A senior coroner has been ordered to pay £68,000 in interim costs following a controversial judgment in which her policy for dealing with burials was declared unlawful.

In a judgment yesterday the High Court said Inner North London chief coroner Mary Hassell, indemnified by the London Borough of Camden, should pay £68,000 on account of interim costs within 21 days. In April, the court declared her ‘cab-rank’ burial policy unlawful branding it ‘inflexible’ and ‘incapable of rational justification’.

Hassell had attracted controversy when she declared that no death will be prioritised in any way over any other because of the religion of the deceased or family’.

In February, the High Court granted a judicial review application by Jewish funeral organiser Adath Yisroel Burial Society (AYBS) into the policy. Jewish [and Islamic] law requires bodies to be buried on the day of death or as soon as possible afterwards.

The chief coroner of England and Wales, his honour Judge Mark Lucraft QC, also joined the JR proceedings as an interested party.
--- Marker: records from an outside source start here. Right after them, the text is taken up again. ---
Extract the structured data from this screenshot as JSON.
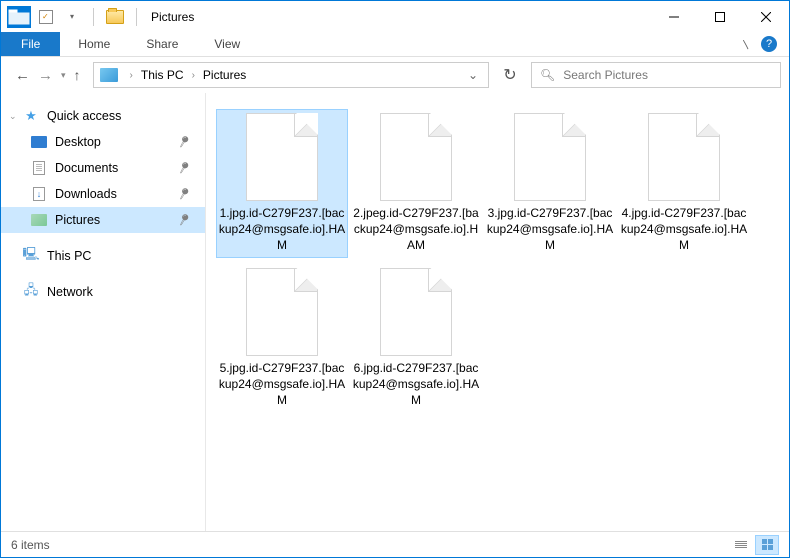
{
  "window": {
    "title": "Pictures",
    "minimize_label": "Minimize",
    "maximize_label": "Maximize",
    "close_label": "Close"
  },
  "ribbon": {
    "file": "File",
    "tabs": [
      "Home",
      "Share",
      "View"
    ]
  },
  "nav": {
    "breadcrumb": [
      "This PC",
      "Pictures"
    ],
    "search_placeholder": "Search Pictures"
  },
  "sidebar": {
    "quick_access": "Quick access",
    "items": [
      {
        "label": "Desktop",
        "pinned": true
      },
      {
        "label": "Documents",
        "pinned": true
      },
      {
        "label": "Downloads",
        "pinned": true
      },
      {
        "label": "Pictures",
        "pinned": true,
        "selected": true
      }
    ],
    "this_pc": "This PC",
    "network": "Network"
  },
  "files": [
    {
      "name": "1.jpg.id-C279F237.[backup24@msgsafe.io].HAM",
      "selected": true
    },
    {
      "name": "2.jpeg.id-C279F237.[backup24@msgsafe.io].HAM",
      "selected": false
    },
    {
      "name": "3.jpg.id-C279F237.[backup24@msgsafe.io].HAM",
      "selected": false
    },
    {
      "name": "4.jpg.id-C279F237.[backup24@msgsafe.io].HAM",
      "selected": false
    },
    {
      "name": "5.jpg.id-C279F237.[backup24@msgsafe.io].HAM",
      "selected": false
    },
    {
      "name": "6.jpg.id-C279F237.[backup24@msgsafe.io].HAM",
      "selected": false
    }
  ],
  "status": {
    "count": "6 items"
  }
}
In a court document seen by the Gazette, Lucraft said he considered the policy was not lawful, even though it may have been produced in a sincere desire to be fair to everyone in her area.

In yesterday’s judgment Lord Justice Singh and Mrs Justice Whipple said there were two bases on which to conclude that the AYBS must succeed.

Firstly, Hassell’s failure to reconsider her policy in light of the chief coroner’s intervention and secondly, an addendum she filed in answer to the chief coroner.

The court said the addendum marked the point at which she ‘ceased to be neutral’ in stance. ‘By then and from that point she advocated the correctness of her policy. She was no longer simply giving information to the court,’ the judgment said.

 

AYBS was represented by London firm Asserson, who instructed Sam Grodzinski QC of Blackstone Chambers and Benjamin Tankel of 39 Essex Chambers. Hassell was represented by international firm Withers who instructed Jonathan Glasson QC of Matrix Chambers.